By analysing data from a variety of separate fields, and then turning it into information and marketing that across a broad range of demographic interest groups by deploying a variety of formats directed towards decreasingly specific and increasingly general audiences, Chris Anderson has turned himself into a recognizable "author brand" known these days to far more than fifteen people. His specialized kind of fame will last a bit longer, I expect, than Warhol's fifteen minutes, since his popularization concerns an essential characteristic of our age. More to the point, however, is the irony that ever increasing specialization and segmentation creates greater and greater demand for generalization. This is the most relevant point for the changes that will occur in our concept of fame in the near future. People will achieve fame, celebrity or notoriety quickly in direct proportion to their ability to perceive and convey a meaningful pattern that makes sense of the tidal waves of separate information, products and experiences that will continue to beat down on our collective consciousness through increasingly intrusive and segmented media channels. Chris Anderson is one of the first of this new group of "pattern gurus" who make the vicissitudes of our polar inertia intelligible to us.

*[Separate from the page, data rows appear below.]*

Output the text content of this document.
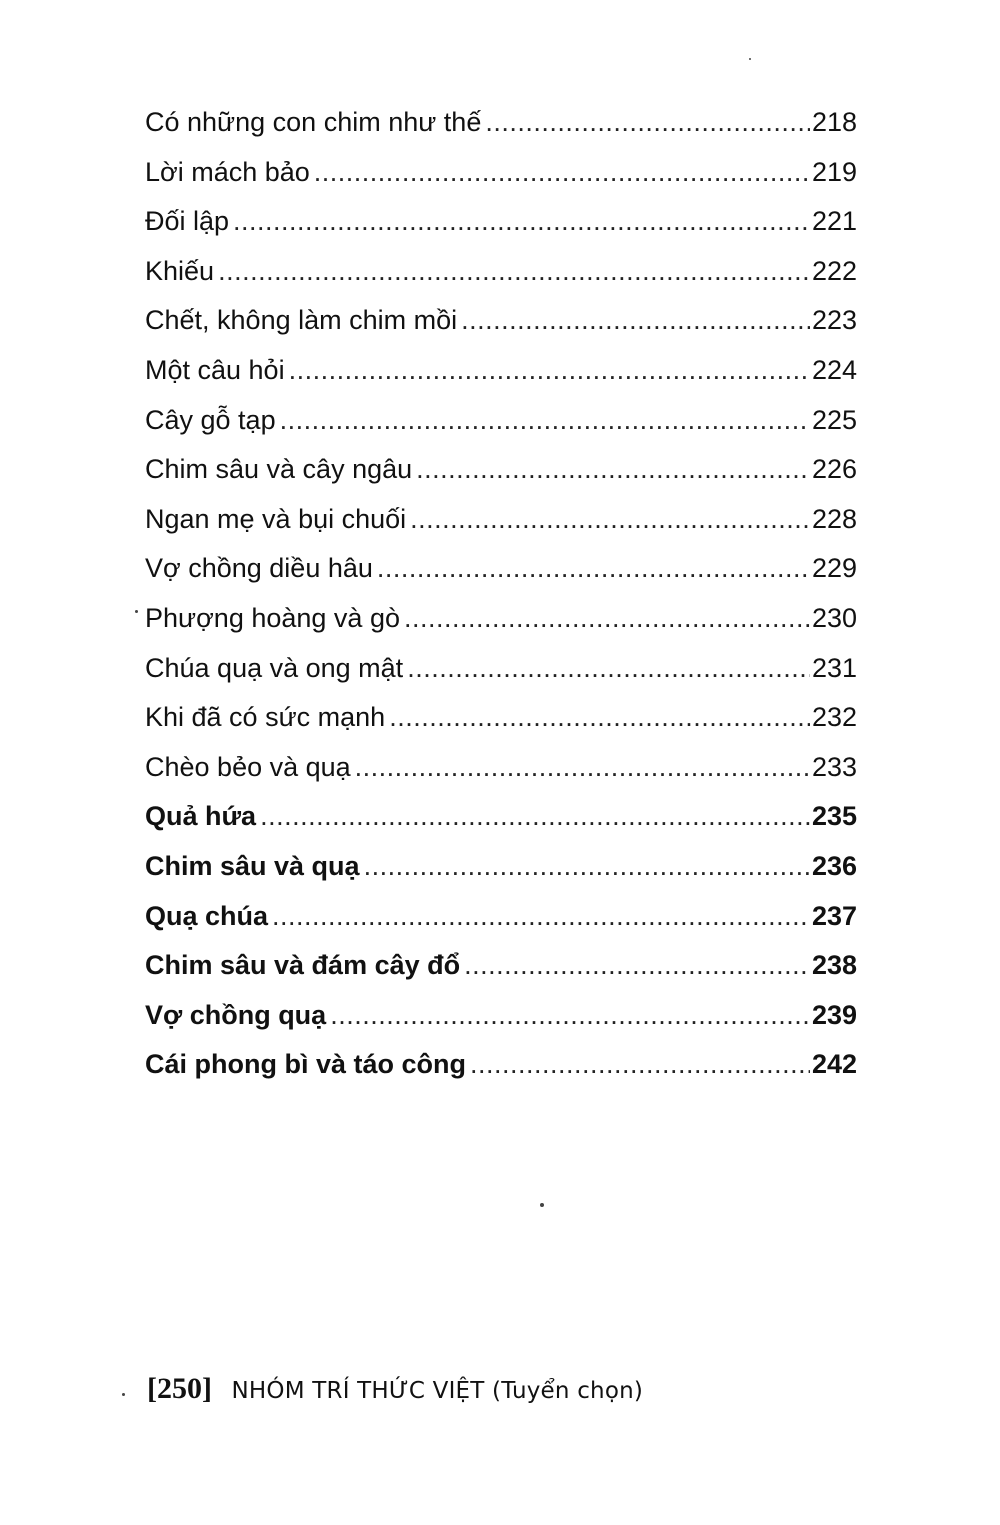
Có những con chim như thế .....	218
Lời mách bảo .....	219
Đối lập .....	221
Khiếu .....	222
Chết, không làm chim mồi .....	223
Một câu hỏi .....	224
Cây gỗ tạp .....	225
Chim sâu và cây ngâu .....	226
Ngan mẹ và bụi chuối .....	228
Vợ chồng diều hâu .....	229
Phượng hoàng và gò .....	230
Chúa quạ và ong mật .....	231
Khi đã có sức mạnh .....	232
Chèo bẻo và quạ .....	233
Quả hứa .....	235
Chim sâu và quạ .....	236
Quạ chúa .....	237
Chim sâu và đám cây đổ .....	238
Vợ chồng quạ .....	239
Cái phong bì và táo công .....	242
[250] NHÓM TRÍ THỨC VIỆT (Tuyển chọn)
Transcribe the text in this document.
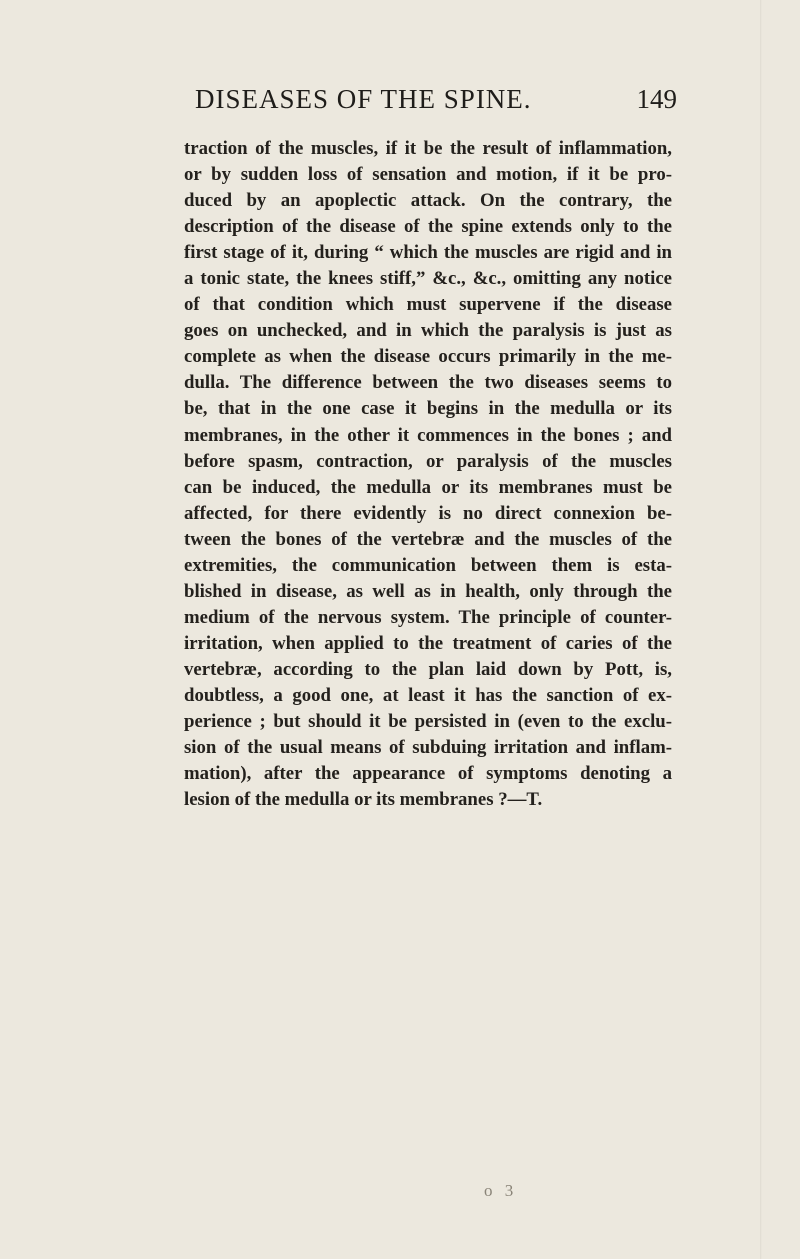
DISEASES OF THE SPINE.	149
traction of the muscles, if it be the result of inflammation,
or by sudden loss of sensation and motion, if it be pro-
duced by an apoplectic attack. On the contrary, the
description of the disease of the spine extends only to the
first stage of it, during “ which the muscles are rigid and in
a tonic state, the knees stiff,” &c., &c., omitting any notice
of that condition which must supervene if the disease
goes on unchecked, and in which the paralysis is just as
complete as when the disease occurs primarily in the me-
dulla. The difference between the two diseases seems to
be, that in the one case it begins in the medulla or its
membranes, in the other it commences in the bones ; and
before spasm, contraction, or paralysis of the muscles
can be induced, the medulla or its membranes must be
affected, for there evidently is no direct connexion be-
tween the bones of the vertebræ and the muscles of the
extremities, the communication between them is esta-
blished in disease, as well as in health, only through the
medium of the nervous system. The principle of counter-
irritation, when applied to the treatment of caries of the
vertebræ, according to the plan laid down by Pott, is,
doubtless, a good one, at least it has the sanction of ex-
perience ; but should it be persisted in (even to the exclu-
sion of the usual means of subduing irritation and inflam-
mation), after the appearance of symptoms denoting a
lesion of the medulla or its membranes ?—T.
o 3
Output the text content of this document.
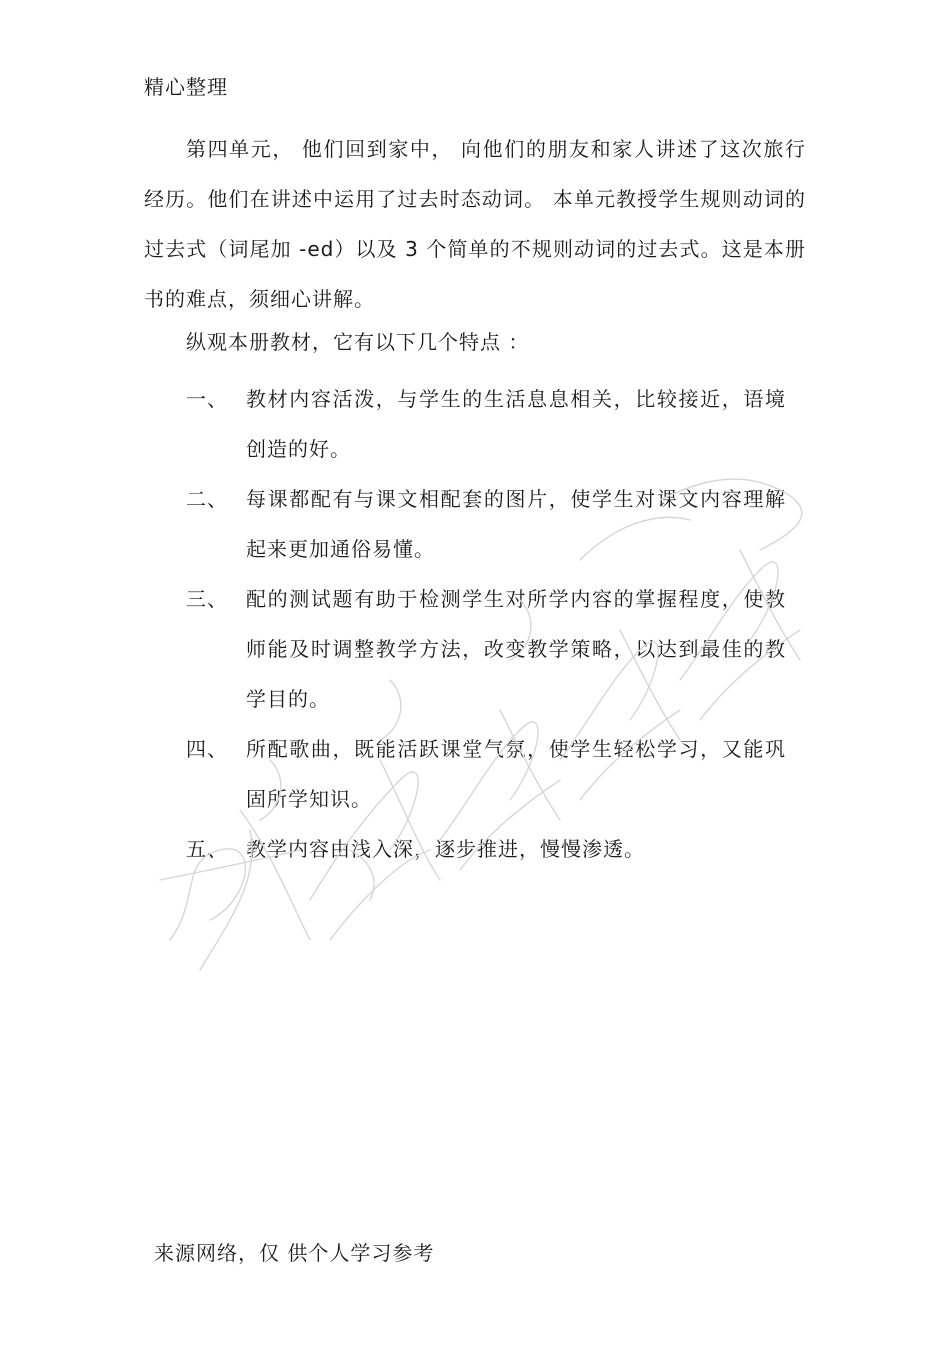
精心整理

第四单元， 他们回到家中， 向他们的朋友和家人讲述了这次旅行经历。他们在讲述中运用了过去时态动词。 本单元教授学生规则动词的过去式（词尾加 -ed）以及 3 个简单的不规则动词的过去式。这是本册书的难点，须细心讲解。

纵观本册教材，它有以下几个特点 ：
一、 教材内容活泼，与学生的生活息息相关，比较接近，语境创造的好。
二、 每课都配有与课文相配套的图片，使学生对课文内容理解起来更加通俗易懂。
三、 配的测试题有助于检测学生对所学内容的掌握程度，使教师能及时调整教学方法，改变教学策略，以达到最佳的教学目的。
四、 所配歌曲，既能活跃课堂气氛，使学生轻松学习，又能巩固所学知识。
五、 教学内容由浅入深，逐步推进，慢慢渗透。
来源网络，仅 供个人学习参考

McKenzie Wark is Associate Professor of Cultural and Media Studies at Lang College, New School University. He is the author of several books, most recently Dispositions, The Hacker's Manifesto, and the forthcoming Gamer Theory (April 2007)
One of the paradoxes of network communication is that while it allows lots of obscure tastes to flourish, it also seems to do the reverse as well. In the network, the "big names" in any given field only get bigger. So what we have is a few stars who lots of people know, and lots and lots of small audiences for this, that and the other. There's a hollowing out of the middle. Some, like the new media analyst Clay Shirky think this is a "power law distribution". It's hard to explain. What may happen is that when people go off and explore their tastes in, say, North Korean gymnastic music, they find that they have few people with whom this can be a culture in common. So, to compensate, they also pay attention to whatever it is that everyone else pays attention to. So for example while I can name a lot of obscure media theorists, I also know who Paris Hilton is, and in many contexts I may choose to talk about Paris rather than some philosopher from Paris. In the blogosphere these phenomena are related. I may choose to get my opinion fix for the day from some obscure blog that reflects my particular foibles, but that blog is probably talking about Barack Obama just like everybody else.